Economists talk of inflation and deflation. Both are bad and good, depending on who you are. And when there is too much of one or the other, the ones to blame are usually the ones who benefit most. There is of course a third, more flexible group of scammers and swindlers, which causes neither but postures itself to make financial gain from anything that moves.
It’s clear that banks and governments benefit most from inflation. Banks do so by diluting the wealth of the masses and making themselves an essential partner in pretty much every aspect of life through their power to issue new money through fractional reserve banking. Governments benefit through bracket-creep. Taxes rise with inflation disproportionately and governments can appear generous to their constituents by lowering taxes (adjusting them back to original values in real terms) and raising wages (again, adjusting to original values).
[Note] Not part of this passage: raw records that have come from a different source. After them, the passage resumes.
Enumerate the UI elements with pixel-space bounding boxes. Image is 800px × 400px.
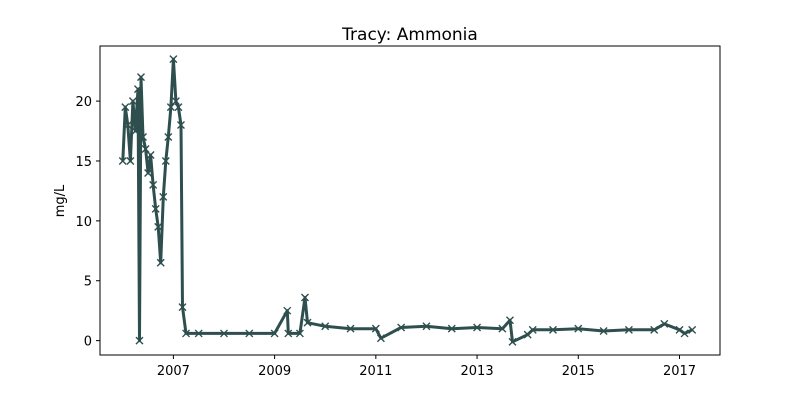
- data-point: [528, 325, 537, 334]
- x-axis: 2007 2009 2011 2013 2015 2017: [157, 355, 696, 379]
- y-tick-label: 0: [84, 335, 92, 350]
- data-point: [371, 324, 380, 333]
- data-point: [498, 324, 507, 333]
- data-point: [303, 318, 312, 327]
- data-point: [151, 204, 160, 213]
- y-tick-label: 5: [84, 275, 92, 290]
- x-tick-label: 2009: [258, 364, 291, 379]
- x-tick-label: 2007: [157, 364, 190, 379]
- x-tick-label: 2015: [562, 364, 595, 379]
- data-point: [508, 337, 517, 346]
- x-tick-label: 2011: [359, 364, 392, 379]
- x-tick-label: 2017: [663, 364, 696, 379]
- data-point: [164, 133, 173, 142]
- data-point: [284, 329, 293, 338]
- data-point: [295, 329, 304, 338]
- data-point: [126, 156, 135, 165]
- data-point: [447, 324, 456, 333]
- data-point: [131, 127, 140, 136]
- y-tick-label: 20: [75, 95, 92, 110]
- y-tick-label: 10: [75, 215, 92, 230]
- data-point: [599, 327, 608, 336]
- data-point: [135, 336, 144, 345]
- data-point: [270, 329, 279, 338]
- data-point: [283, 306, 292, 315]
- data-point: [574, 324, 583, 333]
- data-point: [128, 97, 137, 106]
- x-tick-label: 2013: [461, 364, 494, 379]
- data-point: [161, 156, 170, 165]
- data-point: [121, 103, 130, 112]
- y-axis-label: mg/L: [53, 184, 68, 217]
- data-point: [624, 325, 633, 334]
- chart-title: Tracy: Ammonia: [341, 25, 478, 45]
- data-point: [688, 325, 697, 334]
- data-point: [154, 222, 163, 231]
- data-point: [245, 329, 254, 338]
- data-point: [675, 325, 684, 334]
- data-point: [376, 334, 385, 343]
- plot-frame: [99, 45, 721, 356]
- data-point: [220, 329, 228, 338]
- y-tick-label: 15: [75, 155, 92, 170]
- data-point: [133, 85, 142, 94]
- data-point: [169, 55, 178, 64]
- data-point: [137, 73, 145, 82]
- data-point: [146, 150, 155, 159]
- data-point: [182, 329, 191, 338]
- data-point: [473, 323, 482, 332]
- y-axis: 0 5 10 15 20: [75, 95, 100, 350]
- data-point: [144, 168, 153, 177]
- data-point: [505, 316, 514, 325]
- data-point: [118, 156, 127, 165]
- data-point: [660, 319, 669, 328]
- data-point: [321, 322, 330, 331]
- data-point: [422, 322, 431, 331]
- data-point: [397, 323, 406, 332]
- data-point: [159, 192, 168, 201]
- data-marks: [118, 55, 697, 346]
- data-point: [176, 121, 185, 130]
- data-point: [300, 293, 309, 302]
- data-point: [139, 133, 148, 142]
- data-point: [548, 325, 557, 334]
- data-point: [178, 303, 187, 312]
- data-point: [123, 121, 132, 130]
- data-point: [156, 258, 165, 267]
- data-point: [346, 324, 355, 333]
- data-point: [174, 103, 183, 112]
- data-point: [149, 180, 158, 189]
- data-point: [171, 97, 180, 106]
- data-point: [650, 325, 659, 334]
- data-point: [194, 329, 203, 338]
- data-point: [680, 329, 689, 338]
In both cases, the average individual who busies himself in productive work does not benefit. Nothing deep about that.
In deflation, which has occurred for only brief periods in history, the beneficiary is he who owns no shares or financial instruments but has cash and income. He can pay off his debts (if any), invest in tangible things and support himself more effectively than before.
But with banks and governments set to lose out in a sustained deflationary period, it is no surprise that we have incredibly big “stimulus packages” being thrown around at this time. We are set for an inflationary spiral. With the losses already experienced by soon-to-be retirees in their superannuation savings, we are about to witness their total financial destruction through the devaluation of the money they have left. They are going to be desperately poor.
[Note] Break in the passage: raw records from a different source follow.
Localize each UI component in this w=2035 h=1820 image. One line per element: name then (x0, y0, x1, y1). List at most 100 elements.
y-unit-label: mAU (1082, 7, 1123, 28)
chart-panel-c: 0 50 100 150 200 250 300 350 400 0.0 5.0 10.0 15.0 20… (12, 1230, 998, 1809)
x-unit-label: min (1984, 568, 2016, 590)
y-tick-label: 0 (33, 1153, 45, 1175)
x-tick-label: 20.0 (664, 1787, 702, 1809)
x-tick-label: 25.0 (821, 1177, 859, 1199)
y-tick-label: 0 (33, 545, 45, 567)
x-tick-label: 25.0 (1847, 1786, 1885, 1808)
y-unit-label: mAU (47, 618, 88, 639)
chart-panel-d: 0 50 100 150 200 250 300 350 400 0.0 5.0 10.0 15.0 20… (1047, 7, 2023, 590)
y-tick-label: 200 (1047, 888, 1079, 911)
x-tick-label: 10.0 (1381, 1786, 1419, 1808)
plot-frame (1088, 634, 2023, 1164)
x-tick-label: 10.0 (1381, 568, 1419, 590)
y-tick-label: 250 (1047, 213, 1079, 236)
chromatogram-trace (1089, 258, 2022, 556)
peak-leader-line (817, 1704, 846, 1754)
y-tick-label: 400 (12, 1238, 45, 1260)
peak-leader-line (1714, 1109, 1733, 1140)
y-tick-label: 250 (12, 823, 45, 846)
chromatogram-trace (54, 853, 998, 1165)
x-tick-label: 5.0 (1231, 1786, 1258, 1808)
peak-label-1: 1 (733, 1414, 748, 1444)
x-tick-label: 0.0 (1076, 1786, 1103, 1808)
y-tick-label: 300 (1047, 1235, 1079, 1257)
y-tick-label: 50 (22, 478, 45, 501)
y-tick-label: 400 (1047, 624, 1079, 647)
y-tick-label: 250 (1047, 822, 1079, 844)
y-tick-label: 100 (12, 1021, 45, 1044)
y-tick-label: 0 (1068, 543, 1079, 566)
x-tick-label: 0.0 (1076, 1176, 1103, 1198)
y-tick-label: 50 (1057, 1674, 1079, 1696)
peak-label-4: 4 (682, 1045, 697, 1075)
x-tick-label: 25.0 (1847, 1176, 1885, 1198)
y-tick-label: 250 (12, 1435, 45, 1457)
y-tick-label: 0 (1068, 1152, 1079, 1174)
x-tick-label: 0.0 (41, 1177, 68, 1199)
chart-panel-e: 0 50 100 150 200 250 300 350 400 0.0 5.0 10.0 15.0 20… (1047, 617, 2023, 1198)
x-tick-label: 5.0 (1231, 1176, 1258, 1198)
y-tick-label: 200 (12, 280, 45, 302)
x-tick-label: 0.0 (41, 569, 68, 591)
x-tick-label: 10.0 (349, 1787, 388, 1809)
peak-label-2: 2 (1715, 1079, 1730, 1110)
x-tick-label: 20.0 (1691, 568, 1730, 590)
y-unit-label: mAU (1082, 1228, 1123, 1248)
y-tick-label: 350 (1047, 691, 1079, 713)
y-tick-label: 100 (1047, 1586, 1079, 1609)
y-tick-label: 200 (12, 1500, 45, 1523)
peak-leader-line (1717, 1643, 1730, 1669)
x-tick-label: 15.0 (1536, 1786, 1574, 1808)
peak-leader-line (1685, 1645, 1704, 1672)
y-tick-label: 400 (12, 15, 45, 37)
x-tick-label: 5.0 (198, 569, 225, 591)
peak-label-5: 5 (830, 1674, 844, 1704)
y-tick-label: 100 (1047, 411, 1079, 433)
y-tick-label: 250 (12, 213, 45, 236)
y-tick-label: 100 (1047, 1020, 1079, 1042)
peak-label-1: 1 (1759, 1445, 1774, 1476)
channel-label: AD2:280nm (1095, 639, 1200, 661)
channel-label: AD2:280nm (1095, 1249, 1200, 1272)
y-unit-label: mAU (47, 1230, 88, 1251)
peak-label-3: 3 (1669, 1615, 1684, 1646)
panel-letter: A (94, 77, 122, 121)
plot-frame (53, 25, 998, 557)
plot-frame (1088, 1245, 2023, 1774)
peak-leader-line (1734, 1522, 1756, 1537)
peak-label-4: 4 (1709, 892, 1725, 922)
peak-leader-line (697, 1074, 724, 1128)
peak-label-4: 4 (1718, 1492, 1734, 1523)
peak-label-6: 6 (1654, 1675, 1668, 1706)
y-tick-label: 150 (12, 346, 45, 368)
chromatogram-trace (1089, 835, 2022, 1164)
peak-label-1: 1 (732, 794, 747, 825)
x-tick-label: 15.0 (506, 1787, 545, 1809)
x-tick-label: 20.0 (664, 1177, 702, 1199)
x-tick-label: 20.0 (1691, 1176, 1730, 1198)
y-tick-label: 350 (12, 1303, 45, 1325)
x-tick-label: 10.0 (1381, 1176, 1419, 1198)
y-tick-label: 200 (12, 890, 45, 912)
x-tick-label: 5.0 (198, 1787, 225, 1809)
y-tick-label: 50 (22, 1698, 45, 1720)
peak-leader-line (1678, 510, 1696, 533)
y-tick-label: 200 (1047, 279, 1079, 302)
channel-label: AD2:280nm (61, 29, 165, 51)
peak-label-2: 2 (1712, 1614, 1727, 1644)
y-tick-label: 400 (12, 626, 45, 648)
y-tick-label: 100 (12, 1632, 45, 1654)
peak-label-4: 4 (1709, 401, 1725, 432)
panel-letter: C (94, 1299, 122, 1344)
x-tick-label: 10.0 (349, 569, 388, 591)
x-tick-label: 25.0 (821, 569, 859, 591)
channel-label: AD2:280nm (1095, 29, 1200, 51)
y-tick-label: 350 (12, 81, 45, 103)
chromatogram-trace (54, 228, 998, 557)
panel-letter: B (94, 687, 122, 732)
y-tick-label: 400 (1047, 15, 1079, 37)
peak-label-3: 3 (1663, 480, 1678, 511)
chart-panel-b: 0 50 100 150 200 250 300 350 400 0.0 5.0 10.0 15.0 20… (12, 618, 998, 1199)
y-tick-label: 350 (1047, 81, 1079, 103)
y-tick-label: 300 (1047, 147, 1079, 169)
How to plan for this event? I don’t know exactly, but some how I don’t think buying gold is quite the right option. As much as it gleams and shines and as much as “big money” is rumoured to be purchasing it, I think that for the average punter this is not a way out. It is no sure-fire way forward. It may be a life-saver, however, so a modest amount of gold ownership might be wise if one has money to spare.
The best thing to do now is the same as has always been the case. Get out of debt, spend money only where necessary and work hard. Nothing deep there either. As always, real value rests in the things that are important in life and not what talking heads in fancy suits claim is important.